People will ask you, but how do you soften pain and there are two answers you must give them: number one is that in the long run, jobs are available, our people don’t have to sleep at the petrol stations it softens their pains.
Secondly, like all systems when these things are first introduced, the price will go up but it will definitely come down, it is about market forces. Again, this is the only government that out of its own conviction, love for the poor people made available half a trillion Naira in the budget to take care of the common man. This is the social intervention project we have and they will ask you what are they?
“The first is the employment of 500,000 unemployed graduates. The second is the employment of 100,000 non graduates, technicians and artisans. The third is the one meal a day programme targeting 5.5 million pupils all over Nigeria. This is the most exciting of all our programmes. Even if we are going to give these children one egg a day it means we will need 5.5 million eggs and in a calendar year of 200 days we will need over a billion eggs. You can imagine what this will do to agriculture.

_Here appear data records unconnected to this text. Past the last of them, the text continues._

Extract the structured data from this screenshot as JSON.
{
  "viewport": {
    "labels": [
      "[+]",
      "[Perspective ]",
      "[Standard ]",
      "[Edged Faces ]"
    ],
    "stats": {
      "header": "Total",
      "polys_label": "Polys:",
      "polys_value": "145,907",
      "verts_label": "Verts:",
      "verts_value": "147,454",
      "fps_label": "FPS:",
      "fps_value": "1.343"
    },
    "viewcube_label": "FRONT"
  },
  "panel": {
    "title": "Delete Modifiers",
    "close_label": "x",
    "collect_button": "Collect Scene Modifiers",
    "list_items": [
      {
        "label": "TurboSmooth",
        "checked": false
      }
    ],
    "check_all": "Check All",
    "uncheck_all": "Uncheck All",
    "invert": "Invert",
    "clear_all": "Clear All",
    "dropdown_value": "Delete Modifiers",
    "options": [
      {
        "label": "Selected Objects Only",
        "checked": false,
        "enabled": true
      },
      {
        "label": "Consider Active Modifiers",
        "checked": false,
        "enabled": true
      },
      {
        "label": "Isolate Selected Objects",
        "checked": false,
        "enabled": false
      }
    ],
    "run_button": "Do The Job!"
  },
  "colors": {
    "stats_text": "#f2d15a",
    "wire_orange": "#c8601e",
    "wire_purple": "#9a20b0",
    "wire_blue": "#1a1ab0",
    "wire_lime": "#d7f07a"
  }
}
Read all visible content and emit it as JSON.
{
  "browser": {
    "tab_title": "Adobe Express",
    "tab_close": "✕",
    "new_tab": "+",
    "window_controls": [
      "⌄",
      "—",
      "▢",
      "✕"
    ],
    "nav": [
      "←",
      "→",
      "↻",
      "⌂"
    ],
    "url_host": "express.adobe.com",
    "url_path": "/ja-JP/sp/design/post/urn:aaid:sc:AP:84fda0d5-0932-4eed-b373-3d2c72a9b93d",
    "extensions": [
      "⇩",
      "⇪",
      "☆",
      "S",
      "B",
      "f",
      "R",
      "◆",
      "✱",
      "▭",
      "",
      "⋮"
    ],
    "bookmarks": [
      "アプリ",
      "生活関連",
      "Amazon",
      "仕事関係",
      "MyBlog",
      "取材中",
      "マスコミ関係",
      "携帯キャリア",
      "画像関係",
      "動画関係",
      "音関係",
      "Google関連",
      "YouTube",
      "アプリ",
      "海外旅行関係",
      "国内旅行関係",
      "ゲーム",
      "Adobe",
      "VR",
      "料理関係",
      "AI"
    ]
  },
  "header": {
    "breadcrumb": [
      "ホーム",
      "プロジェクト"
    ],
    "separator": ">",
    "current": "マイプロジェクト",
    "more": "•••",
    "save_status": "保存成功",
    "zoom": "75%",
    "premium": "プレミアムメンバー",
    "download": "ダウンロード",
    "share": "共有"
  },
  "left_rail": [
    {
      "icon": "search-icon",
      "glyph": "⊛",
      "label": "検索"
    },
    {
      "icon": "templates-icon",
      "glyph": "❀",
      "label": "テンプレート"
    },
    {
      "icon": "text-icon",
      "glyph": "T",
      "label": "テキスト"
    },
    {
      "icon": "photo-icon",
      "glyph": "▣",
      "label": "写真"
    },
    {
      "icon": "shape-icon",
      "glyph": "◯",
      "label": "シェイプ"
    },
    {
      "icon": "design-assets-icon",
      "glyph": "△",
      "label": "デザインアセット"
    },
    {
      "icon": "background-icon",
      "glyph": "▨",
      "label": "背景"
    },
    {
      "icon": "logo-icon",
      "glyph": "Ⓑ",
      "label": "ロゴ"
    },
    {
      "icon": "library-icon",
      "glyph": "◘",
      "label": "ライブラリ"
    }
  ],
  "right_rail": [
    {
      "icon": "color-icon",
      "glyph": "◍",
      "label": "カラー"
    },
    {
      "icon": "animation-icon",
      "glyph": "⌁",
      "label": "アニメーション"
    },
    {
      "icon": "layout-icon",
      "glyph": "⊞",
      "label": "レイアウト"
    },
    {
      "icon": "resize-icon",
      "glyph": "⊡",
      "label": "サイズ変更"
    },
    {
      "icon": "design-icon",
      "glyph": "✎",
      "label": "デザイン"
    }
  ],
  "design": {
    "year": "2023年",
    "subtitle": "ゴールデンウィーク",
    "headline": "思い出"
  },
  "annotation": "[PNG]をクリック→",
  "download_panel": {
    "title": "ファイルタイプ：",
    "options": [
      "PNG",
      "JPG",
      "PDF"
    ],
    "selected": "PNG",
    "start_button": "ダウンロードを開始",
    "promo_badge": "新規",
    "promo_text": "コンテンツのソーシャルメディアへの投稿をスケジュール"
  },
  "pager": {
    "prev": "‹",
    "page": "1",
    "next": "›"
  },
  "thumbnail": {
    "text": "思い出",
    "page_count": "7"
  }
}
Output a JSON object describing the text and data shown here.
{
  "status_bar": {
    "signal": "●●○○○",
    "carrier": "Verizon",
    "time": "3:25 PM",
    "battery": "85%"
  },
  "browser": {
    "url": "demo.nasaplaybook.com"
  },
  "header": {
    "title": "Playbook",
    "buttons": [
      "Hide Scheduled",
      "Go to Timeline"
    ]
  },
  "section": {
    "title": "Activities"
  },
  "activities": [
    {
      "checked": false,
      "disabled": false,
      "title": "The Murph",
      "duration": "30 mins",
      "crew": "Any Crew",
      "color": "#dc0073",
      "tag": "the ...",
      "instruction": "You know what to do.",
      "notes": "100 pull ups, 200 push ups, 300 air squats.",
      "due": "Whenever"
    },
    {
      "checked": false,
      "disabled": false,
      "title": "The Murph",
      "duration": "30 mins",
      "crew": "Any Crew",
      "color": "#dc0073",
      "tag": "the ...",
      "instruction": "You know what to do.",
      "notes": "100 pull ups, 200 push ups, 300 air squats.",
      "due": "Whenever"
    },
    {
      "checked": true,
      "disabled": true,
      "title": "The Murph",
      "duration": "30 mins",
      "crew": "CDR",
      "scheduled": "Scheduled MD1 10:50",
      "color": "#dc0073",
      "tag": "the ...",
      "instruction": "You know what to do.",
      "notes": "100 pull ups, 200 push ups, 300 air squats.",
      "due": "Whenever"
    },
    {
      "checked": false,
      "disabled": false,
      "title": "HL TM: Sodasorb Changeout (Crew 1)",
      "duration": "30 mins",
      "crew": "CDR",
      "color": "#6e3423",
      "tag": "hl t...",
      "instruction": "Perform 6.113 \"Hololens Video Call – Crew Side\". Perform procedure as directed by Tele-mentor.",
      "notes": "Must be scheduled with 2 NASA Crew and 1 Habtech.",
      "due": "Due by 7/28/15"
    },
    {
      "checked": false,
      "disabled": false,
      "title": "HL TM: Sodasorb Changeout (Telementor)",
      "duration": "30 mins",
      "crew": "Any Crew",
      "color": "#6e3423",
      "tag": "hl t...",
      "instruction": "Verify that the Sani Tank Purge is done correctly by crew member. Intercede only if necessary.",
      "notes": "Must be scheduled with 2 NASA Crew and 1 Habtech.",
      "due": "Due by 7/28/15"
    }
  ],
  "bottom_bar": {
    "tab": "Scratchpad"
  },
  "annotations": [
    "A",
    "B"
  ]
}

“Fourthly, we have the enterprise scheme which is a system of revolving loan. We are targeting one million market women and men, 460,000 artisans and technicians and 200,000 agricultural workers to be given loans through their cooperatives to start their own businesses.
Finally, we have the 5,000 conditional cash transfers to one million most vulnerable Nigerians as a first phase. Then finally we have bursaries, scholarships for all students in Nigeria studying science, technology, engineering and mathematics.